#+TITLE Abstract Data Types
This is by far the most important concept (and related methodology) in programming.
This is a fundamental result, originally by Barbara Liskov (for which she received the Turing Award).
What she did, however, is clearly articulated and grouped together related concepts, while the original totions came from abstract mathematics.
The first well-known Abstract Data Type, so to speak, is what underlies the Set Theory - the formalized notion of a Set.
Abstract mathematics in general deliberately ignored (abstracted out) any notions of actual representation or even possible existence of abstract “objects” it considers.
To formalize notions form a Domain in pure mathematics first (using Sets and Logic) is an excellent strategy, and this is what any serious programmers of the Golden Age (70s, 80s) advocate.
However, classic mathematics is untyped or implicitly weakly typed, which means that the properties which constitute an abstract structure, or a whole family (or a class) of such structures, while stated precisely and formally, do not constitute a formal definition of a particular type (ADTs and Type-classes of Wadler are attempts to do typing systemically).
The abstract notion of a Set is defined only in terms of operations (which itself is a set of operators), deliberately leaving out everything else.
This is the same principle underlies any proper ADT - it is defined in terms of operations on the corresponding Set of values (which can be seen as an abstract partition on a Universe of all possible values).
So ADTs are Sets of values, but defined (such that) in terms of operations.
Type-classes extends this notion with nesting and extension or specialization by defining a Set of required interfaces to be implemented. It thus formalizes the notion of a Duck-typing.
To be a duck is to exhibit this and that behavior - to quack like a duck and walk like a duck.
The principle behind Abstract Data Types is clear and well-defined separation of
- A Public Interface (corresponds to a signature in ML)
- An Internal representations, together with a well-defined representation invariants and other constraints.
- A “concrete” Data-Structure which underlay the type and actual implementation of corresponding algorithms.
Representation and implementation are defined in structures in ML.
Data dominates (another fundamental principle) which means that once a particular data structure is selected, all the algorithms and even the shape of the code (implementation) follows - a recursive nature of a data structure implies recursive functions that traverse them.
Similarly, a sum-type dictates its pattern-matching code and overall shape of the functions which manipulate values of a type.
Monads in Haskell are ADTs, defined as a class of types (a type-class), while each particular instance is precisely an ADT.
The type-class itself is just a named set of interfaces together with a class-subclass relation (or nesting).

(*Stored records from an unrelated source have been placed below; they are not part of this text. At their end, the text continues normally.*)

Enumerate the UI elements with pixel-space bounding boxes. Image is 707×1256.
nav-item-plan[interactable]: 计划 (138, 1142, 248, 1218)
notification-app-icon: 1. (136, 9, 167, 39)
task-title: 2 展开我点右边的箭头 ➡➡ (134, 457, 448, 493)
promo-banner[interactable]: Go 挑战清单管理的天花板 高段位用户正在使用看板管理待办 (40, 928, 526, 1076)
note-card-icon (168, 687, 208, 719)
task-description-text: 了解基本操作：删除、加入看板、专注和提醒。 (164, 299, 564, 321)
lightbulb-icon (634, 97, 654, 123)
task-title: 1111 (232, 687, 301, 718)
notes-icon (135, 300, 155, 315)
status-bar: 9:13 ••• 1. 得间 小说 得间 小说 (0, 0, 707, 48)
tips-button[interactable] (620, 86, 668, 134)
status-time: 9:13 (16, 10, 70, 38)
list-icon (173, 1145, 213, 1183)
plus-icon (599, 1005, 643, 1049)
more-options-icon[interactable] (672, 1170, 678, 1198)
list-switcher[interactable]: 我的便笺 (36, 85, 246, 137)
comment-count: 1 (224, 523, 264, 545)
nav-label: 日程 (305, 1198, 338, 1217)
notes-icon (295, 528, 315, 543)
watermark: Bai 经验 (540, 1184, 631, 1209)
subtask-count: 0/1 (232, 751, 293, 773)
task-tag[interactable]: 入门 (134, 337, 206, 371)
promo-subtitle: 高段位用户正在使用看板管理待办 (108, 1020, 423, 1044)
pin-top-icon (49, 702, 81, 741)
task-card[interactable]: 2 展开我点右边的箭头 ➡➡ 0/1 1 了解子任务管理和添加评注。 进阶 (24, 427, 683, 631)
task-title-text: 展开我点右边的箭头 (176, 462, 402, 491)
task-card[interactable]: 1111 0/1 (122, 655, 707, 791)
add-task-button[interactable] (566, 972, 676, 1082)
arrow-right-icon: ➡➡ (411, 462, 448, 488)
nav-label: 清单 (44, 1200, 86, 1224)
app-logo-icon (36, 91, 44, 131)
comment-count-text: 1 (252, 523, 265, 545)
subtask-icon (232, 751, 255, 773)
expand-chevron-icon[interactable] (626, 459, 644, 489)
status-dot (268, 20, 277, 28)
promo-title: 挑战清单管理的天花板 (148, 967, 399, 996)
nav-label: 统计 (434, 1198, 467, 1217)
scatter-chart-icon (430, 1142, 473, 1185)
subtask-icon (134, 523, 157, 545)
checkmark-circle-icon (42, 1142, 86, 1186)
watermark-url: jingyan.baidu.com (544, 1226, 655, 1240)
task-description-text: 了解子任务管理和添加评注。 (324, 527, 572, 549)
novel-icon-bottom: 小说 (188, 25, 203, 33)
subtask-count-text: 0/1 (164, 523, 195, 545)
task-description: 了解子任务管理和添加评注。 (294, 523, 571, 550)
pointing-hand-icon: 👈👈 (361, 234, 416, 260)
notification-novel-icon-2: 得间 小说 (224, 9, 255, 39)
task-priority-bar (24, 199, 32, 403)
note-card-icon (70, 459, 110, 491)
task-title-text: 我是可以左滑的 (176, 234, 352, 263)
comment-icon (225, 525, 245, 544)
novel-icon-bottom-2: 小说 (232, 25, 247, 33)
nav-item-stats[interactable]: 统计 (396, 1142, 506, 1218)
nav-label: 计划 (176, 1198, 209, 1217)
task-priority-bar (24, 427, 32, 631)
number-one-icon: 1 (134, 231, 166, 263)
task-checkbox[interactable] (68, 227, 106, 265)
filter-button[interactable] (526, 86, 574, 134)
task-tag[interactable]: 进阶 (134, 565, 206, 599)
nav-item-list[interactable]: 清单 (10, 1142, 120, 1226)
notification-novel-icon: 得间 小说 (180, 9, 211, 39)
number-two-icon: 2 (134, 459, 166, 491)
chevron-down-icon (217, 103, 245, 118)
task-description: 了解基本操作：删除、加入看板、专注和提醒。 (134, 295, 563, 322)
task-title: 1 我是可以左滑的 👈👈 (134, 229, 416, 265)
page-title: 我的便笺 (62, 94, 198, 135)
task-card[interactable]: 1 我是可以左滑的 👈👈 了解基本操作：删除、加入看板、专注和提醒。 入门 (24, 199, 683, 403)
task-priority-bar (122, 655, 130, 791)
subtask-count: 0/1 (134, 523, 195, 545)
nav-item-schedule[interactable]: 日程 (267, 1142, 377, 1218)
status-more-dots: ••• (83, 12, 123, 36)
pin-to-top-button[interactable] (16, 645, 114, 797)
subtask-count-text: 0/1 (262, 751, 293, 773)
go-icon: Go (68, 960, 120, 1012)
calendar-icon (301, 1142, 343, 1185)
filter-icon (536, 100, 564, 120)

Semantics of a type-class is to state what it takes to be an X
- which particular signatures must be implemented (by an ADT)
The second most fundamental concept of Modules is one level higher. A Module could contain one or more signatures and corresponding structures. In ML these could be separated in a .mli and .ml files.
In ML Modules are high-level abstractions and could be applied to one another to produce a “specialized” structure (which is another new module).
This application is based on the mathematical concept of a Functor
which is a mapping that preserves the structure of an “object” (originally defined on directed graphs).